幼稚園の理事長兼園長としての仕事に忙殺されストレスが爆発してしまった氏は、妻のすすめに従って精神科の病院に入院する。
自分自身が入院患者となったことで、今までの自分が牧師としての役割とはいえ、その溝を自覚せずに「わたしたちは一つになって祈っている」と思い込んでいたことは、勘違いもはなはだしかったと気づいたと著者は書く。
この部分からも分かるように、本書では一貫して、著者の心が感じたことが率直な言葉で語られている。
入院するのは自分なのに、様々な誓約書にサインをするのは妻。かつては自分が保証人としてサインをする立場だったのに今の自分は保証人になってもらう側。
それを情けなく思い、情けなく思うことを情けなく思う。
そんな、自分の内の「差別意識」すら著者はごまかさず曝け出している。
そんな著者が語る精神病院の閉鎖病棟(より重度の患者が入院する、施錠された病棟)の内側。入院患者の目から観察されているという点で、貴重なドキュメンタリーである。
精神病院を取材したルポ番組などでしばしばあるように、その悪環境を告発しているわけではない。あくまで平な目線で「こんなところでした」と書かれているあれこれは、章の区切りに挿入されるイラスト入りの豆知識コラムも含め、ユーモラスな語り口もあり、重くならずに読める。
しかしその内容は、精神を病んだ人の人権、「社会的入院」(医学的な必要性からではなく、生活上の保護者がいないために長期にわたって行われる入院の措置)の問題、看護師の肉体的精神的負担など、日本の精神科医療の抱える多義にわたる難題について考えさせるものである。
著者は特に、病棟で共に過ごした10代の少年患者たちについてページを割いている。
少年からこう聞かれて、著者は何も答えられなかったという。
複雑な環境で育った少年達。著者が語る彼らの素朴な言動を読むと、彼らは精神病者ではなく、環境の犠牲者のように思えるが、しかし、環境が違ったら精神病棟に隔離されることもなかった、と安易に言えるわけではない。

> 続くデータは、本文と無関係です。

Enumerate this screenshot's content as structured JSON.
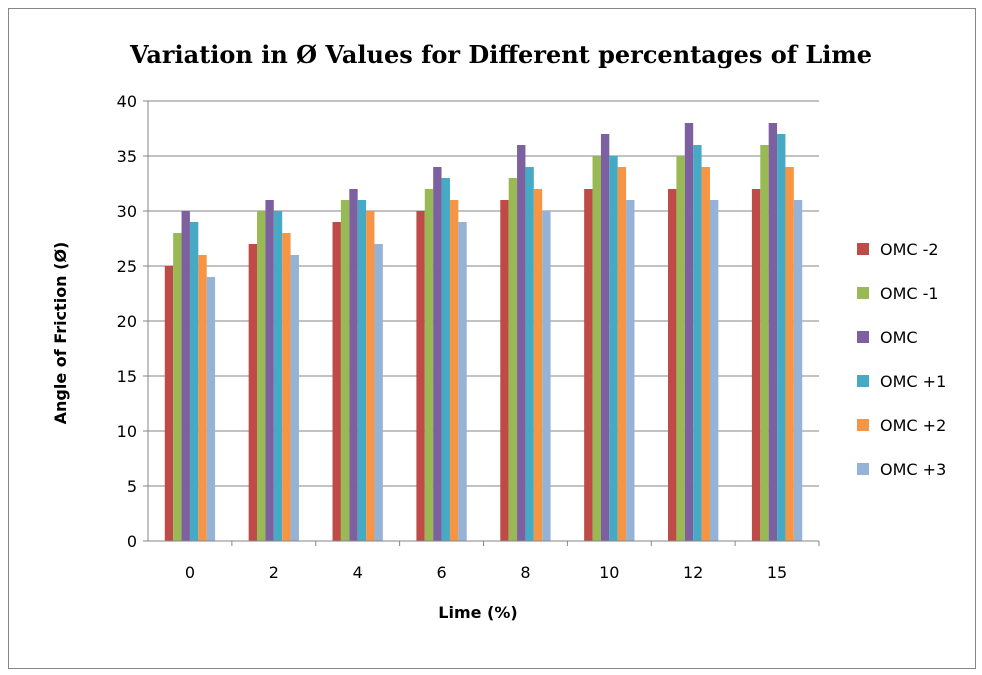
{
  "chart_data": {
    "type": "bar",
    "title": "Variation in Ø Values for Different percentages of Lime",
    "xlabel": "Lime (%)",
    "ylabel": "Angle of Friction (Ø)",
    "categories": [
      "0",
      "2",
      "4",
      "6",
      "8",
      "10",
      "12",
      "15"
    ],
    "ylim": [
      0,
      40
    ],
    "yticks": [
      0,
      5,
      10,
      15,
      20,
      25,
      30,
      35,
      40
    ],
    "grid": true,
    "legend_position": "right",
    "series": [
      {
        "name": "OMC -2",
        "color": "#BE4B48",
        "values": [
          25,
          27,
          29,
          30,
          31,
          32,
          32,
          32
        ]
      },
      {
        "name": "OMC -1",
        "color": "#98B954",
        "values": [
          28,
          30,
          31,
          32,
          33,
          35,
          35,
          36
        ]
      },
      {
        "name": "OMC",
        "color": "#7D60A0",
        "values": [
          30,
          31,
          32,
          34,
          36,
          37,
          38,
          38
        ]
      },
      {
        "name": "OMC +1",
        "color": "#46AAC5",
        "values": [
          29,
          30,
          31,
          33,
          34,
          35,
          36,
          37
        ]
      },
      {
        "name": "OMC +2",
        "color": "#F69544",
        "values": [
          26,
          28,
          30,
          31,
          32,
          34,
          34,
          34
        ]
      },
      {
        "name": "OMC +3",
        "color": "#95B3D7",
        "values": [
          24,
          26,
          27,
          29,
          30,
          31,
          31,
          31
        ]
      }
    ]
  }
}
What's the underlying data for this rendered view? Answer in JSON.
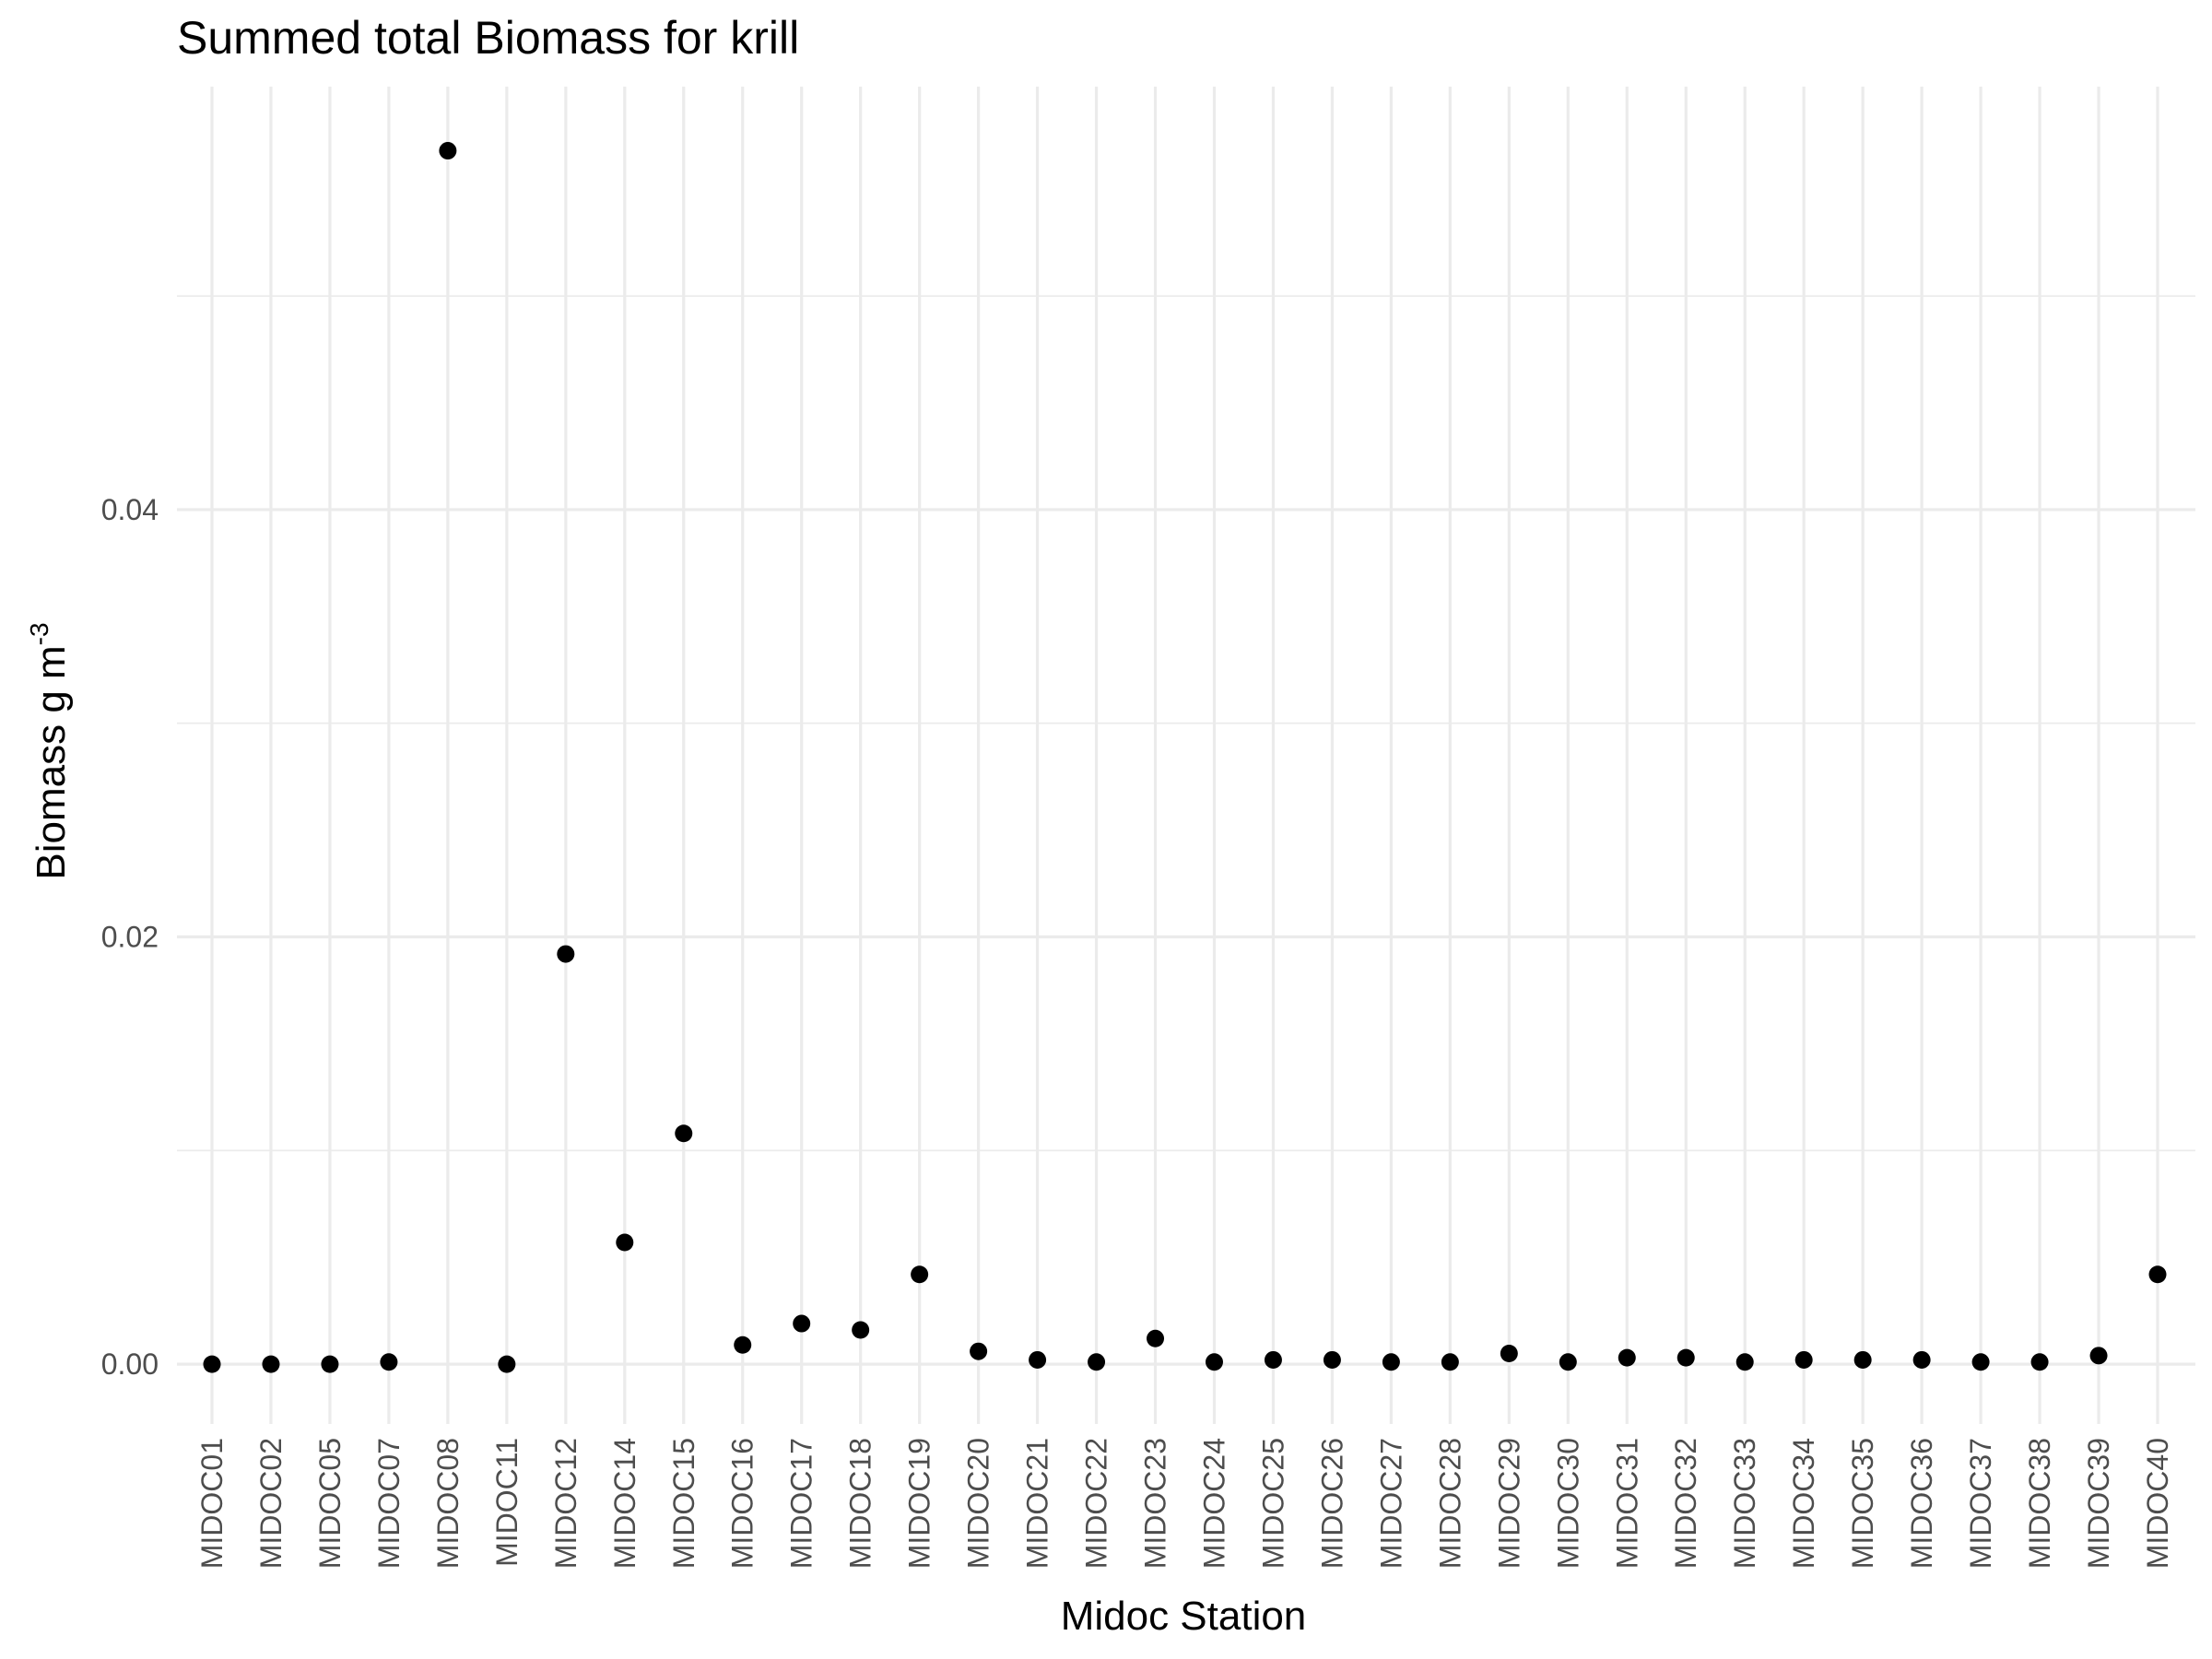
{
  "chart_data": {
    "type": "scatter",
    "title": "Summed total Biomass for krill",
    "xlabel": "Midoc Station",
    "ylabel": "Biomass g m",
    "ylabel_superscript": "-3",
    "categories": [
      "MIDOC01",
      "MIDOC02",
      "MIDOC05",
      "MIDOC07",
      "MIDOC08",
      "MIDOC11",
      "MIDOC12",
      "MIDOC14",
      "MIDOC15",
      "MIDOC16",
      "MIDOC17",
      "MIDOC18",
      "MIDOC19",
      "MIDOC20",
      "MIDOC21",
      "MIDOC22",
      "MIDOC23",
      "MIDOC24",
      "MIDOC25",
      "MIDOC26",
      "MIDOC27",
      "MIDOC28",
      "MIDOC29",
      "MIDOC30",
      "MIDOC31",
      "MIDOC32",
      "MIDOC33",
      "MIDOC34",
      "MIDOC35",
      "MIDOC36",
      "MIDOC37",
      "MIDOC38",
      "MIDOC39",
      "MIDOC40"
    ],
    "values": [
      0.0,
      0.0,
      0.0,
      0.0001,
      0.0568,
      0.0,
      0.0192,
      0.0057,
      0.0108,
      0.0009,
      0.0019,
      0.0016,
      0.0042,
      0.0006,
      0.0002,
      0.0001,
      0.0012,
      0.0001,
      0.0002,
      0.0002,
      0.0001,
      0.0001,
      0.0005,
      0.0001,
      0.0003,
      0.0003,
      0.0001,
      0.0002,
      0.0002,
      0.0002,
      0.0001,
      0.0001,
      0.0004,
      0.0042
    ],
    "ylim": [
      -0.0028,
      0.0598
    ],
    "y_major_ticks": [
      0.0,
      0.02,
      0.04
    ],
    "y_tick_labels": [
      "0.00",
      "0.02",
      "0.04"
    ],
    "y_minor_ticks": [
      0.01,
      0.03,
      0.05
    ],
    "grid": true,
    "theme": "minimal",
    "point_color": "#000000",
    "grid_color": "#ebebeb",
    "tick_label_color": "#4d4d4d"
  }
}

さらには、病院は「勉強するところではない」との理由で、彼らが望んでも静かに学習をする場所は提供されないため、入院が長引くほど彼らの社会復帰への門は固く閉ざされる。
しかしそれは必ずしも、病院の対応が問題なのではない。負担過多な看護師の状況など、解決のためには相当抜本的な変革が必要だろう。
考え込まされる。
本書はまた、一人の真面目な牧師が精神を病むまで、そして回復とその後を、当人自らが明晰な文章で綴っている、示唆にとんだエッセイでもある。
牧師兼幼稚園園長としての業務の負担から、周囲に壁を作り自分の殻に閉じこもっていた頃、ツイッターでの自分語りに依存していたことなどが赤裸々に語られている。
見方によっては強硬とも見えるが、それだけ精神科医としての責任感と自信に満ちた真のプロであろうと思われる主治医との治療の過程、そしてその後のプライベートでの信頼ある関係については、読んでいて目頭が熱くなった。
著者の回復では、「相手にも言い分がある」と考えられるようになったことがポイントだったという。
トラブルがあって自分が精神的に追い詰められたときに、相手にも言い分があると考えることは容易ではない。
精神の健康状態に関わらず、著者の気づきは読者にもアドバイスを与えてくれる。
明快な言葉でさらさらと語られているが、教えてくれることの多い一冊だ。
潔くさわやかな良書である。
牧師にも精神病院にも興味がない人も、一度手に取ってみてほしい。